「路の囁き」

夜が深まり、道路は静寂に包まれていた。
時折、冷たい風が吹き抜けるが、その音さえも穏やかで、まるで何もない世界に存在しているかのようだった。
この路は、地元の人々にとって若干の恐れの象徴でもあった。
誰もが口にしないが、夜になるとこの路には異質なものが現れるという噂があった。

ある晩、高校生の田中亮介は友人たちとタムロをして、心の底から楽しんでいた。
彼らは試験の後の解放感に浸り、ふざけあったり、怖い話で盛り上がったりしていた。
しかし、徐々に夜が深まるにつれ、徐々に不安が顔を覗かせてきた。
友人たちが「この道を通って帰ろうよ」と言い出すと、亮介はためらった。
「でも、本当に危ないかもしれないって噂があるぞ。」

しかし友人たちは興奮した様子で彼を促した。
「せっかくだから、試してみようよ。偶然何も起こらないかもしれないじゃないか。」彼らの無邪気な言葉とは裏腹に、亮介は心のどこかで恐れを感じていた。
それでも、仲間外れになりたくない一心で、彼は渋々同意した。

不安を抱えながら、一行はゆっくりとその道を歩き始めた。
あたりは暗く、月明かりがかろうじて道を照らしている。
道沿いには、古びた電柱や枯れた木々が立ち並び、まるで時が止まったかのようだった。
彼らは各々の会話を途切れさせながらも、その場の緊張感を何とか和らげようとした。

突然、亮介の足元に何かがあった。
「ちょっと、何か落ちてる。

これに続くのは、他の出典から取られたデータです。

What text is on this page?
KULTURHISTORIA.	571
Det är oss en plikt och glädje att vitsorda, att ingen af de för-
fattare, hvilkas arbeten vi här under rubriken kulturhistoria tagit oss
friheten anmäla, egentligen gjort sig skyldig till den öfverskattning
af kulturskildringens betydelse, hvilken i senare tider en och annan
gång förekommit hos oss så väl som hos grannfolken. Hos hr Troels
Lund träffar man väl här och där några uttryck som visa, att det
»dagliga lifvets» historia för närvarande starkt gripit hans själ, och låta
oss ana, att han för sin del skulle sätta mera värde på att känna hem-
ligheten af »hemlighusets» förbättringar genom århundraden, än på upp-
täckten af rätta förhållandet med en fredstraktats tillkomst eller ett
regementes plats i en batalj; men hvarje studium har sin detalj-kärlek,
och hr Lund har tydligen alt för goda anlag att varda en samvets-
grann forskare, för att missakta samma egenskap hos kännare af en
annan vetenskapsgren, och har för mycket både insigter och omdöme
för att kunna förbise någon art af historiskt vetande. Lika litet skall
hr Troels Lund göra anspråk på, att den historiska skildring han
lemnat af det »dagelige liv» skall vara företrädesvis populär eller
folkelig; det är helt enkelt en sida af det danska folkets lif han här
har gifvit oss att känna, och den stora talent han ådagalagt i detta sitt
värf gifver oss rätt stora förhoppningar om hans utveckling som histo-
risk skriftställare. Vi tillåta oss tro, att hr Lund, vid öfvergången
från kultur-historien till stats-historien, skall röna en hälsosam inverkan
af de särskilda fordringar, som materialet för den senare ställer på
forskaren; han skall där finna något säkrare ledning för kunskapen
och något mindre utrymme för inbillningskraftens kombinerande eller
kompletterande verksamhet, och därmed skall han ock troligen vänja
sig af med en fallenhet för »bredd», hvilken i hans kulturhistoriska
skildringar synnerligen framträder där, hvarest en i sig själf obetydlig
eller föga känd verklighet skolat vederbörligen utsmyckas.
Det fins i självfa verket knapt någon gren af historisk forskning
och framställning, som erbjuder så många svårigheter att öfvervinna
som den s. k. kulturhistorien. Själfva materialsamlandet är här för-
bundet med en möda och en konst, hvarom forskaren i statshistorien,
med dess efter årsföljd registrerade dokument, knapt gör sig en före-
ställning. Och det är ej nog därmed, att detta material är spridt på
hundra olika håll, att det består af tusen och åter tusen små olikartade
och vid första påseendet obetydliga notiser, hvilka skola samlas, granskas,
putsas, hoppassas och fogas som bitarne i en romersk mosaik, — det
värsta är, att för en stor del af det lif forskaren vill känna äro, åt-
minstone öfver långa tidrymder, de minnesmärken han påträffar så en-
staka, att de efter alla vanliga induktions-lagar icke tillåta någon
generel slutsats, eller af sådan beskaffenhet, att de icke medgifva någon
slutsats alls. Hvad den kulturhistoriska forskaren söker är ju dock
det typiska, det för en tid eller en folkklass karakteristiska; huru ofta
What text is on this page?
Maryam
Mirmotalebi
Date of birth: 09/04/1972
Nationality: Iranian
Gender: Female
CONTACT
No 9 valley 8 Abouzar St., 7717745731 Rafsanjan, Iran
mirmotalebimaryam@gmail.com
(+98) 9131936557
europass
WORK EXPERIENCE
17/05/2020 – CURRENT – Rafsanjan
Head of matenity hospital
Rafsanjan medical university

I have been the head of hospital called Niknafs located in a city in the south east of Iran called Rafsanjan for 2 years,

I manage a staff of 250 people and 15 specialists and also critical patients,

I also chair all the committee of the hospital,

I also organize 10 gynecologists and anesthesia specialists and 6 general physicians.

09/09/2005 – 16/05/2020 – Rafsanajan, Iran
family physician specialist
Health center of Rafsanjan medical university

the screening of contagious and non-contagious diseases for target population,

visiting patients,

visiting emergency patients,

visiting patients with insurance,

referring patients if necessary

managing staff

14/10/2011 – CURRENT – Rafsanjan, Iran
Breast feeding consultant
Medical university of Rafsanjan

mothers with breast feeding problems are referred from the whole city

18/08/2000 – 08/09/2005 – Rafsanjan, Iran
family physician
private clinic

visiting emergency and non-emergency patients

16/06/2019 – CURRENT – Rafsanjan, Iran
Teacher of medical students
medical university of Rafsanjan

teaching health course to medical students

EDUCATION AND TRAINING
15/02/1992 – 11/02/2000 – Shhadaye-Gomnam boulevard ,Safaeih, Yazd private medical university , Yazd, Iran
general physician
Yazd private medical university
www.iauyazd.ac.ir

」亮介はそれに気づくと、思わず立ち止まった。
友人たちも振り返り、彼の後ろに集まった。
それは、見慣れない小さな石だった。
しかし、ただの石ではなく、表面には奇妙な模様が刻まれている。
友人たちはそれを不気味に感じて、誰も近づこうとしなかった。

亮介はその石に手を伸ばし、思わず掴んでしまった。
それと同時に、急に寒風が吹き抜け、彼の心に冷たい感覚が走った。
「何か、あったのか?」亮介は周りを見回したが、何も変わった様子はない。
友人たちは驚き、彼にその石を返せと言ったが、亮介は無言で立って動かなかった。

その時、ふと遠くから声が聞こえてきた。
それはうめき声のような、低く不気味なものであった。
友人たちは彼の腕を引っ張り、一緒に走り出した。
しかし、亮介はその場に立ち尽くし、声の方を見つめたまま動けなかった。
声は次第に近づき、あたかも彼を呼び寄せるように響いていた。

「亮介、早く離れろ!」友人たちの叫び声が聞こえたが、亮介はその声を耳に入れず、ただ声に引き寄せられていく。
いつの間にか、彼は路の真ん中に立たされていた。
周囲の風景がぼんやりし、目の前に存在するものが何か異様な雰囲気を漂わせている。

次の瞬間、亮介の意識が乱れ、目の前に現れたのは、過去にこの道で行方不明になったと言われる少女だった。
彼女はどこか透明感があり、暗い影に包まれていた。
その無表情の顔をこちらに向け、何も言わずただ見るだけだった。
亮介は恐怖におののき、目を背けたが、動けない。
影は彼の周りを取り囲み、不気味な静寂が広がった。

強烈な恐怖が彼の中に広がり、彼はようやく自分の決意に呼びかけた。
「この石を返さないと、彼女の言葉が…私が選ぶ道が失われてしまう!」そう思った亮介は、意を決してその石を地面に落とした。
すると、瞬間彼の周囲の空気が変わり、少女の影が徐々に消えていった。

友人たちは驚愕の表情を浮かべて彼を見た。
「大丈夫か、亮介?」彼の手から滑り落ちた石は、無言で路に佇んでいた。
亮介は重苦しい息を吐き出し、何が起きたのか理解できないままだったが、この道の恐ろしさよりも強い決意を感じていた。
それから何とかその場から逃れることができた彼だったが、知るはずのない恐怖の影がずっと心に残ったのだった。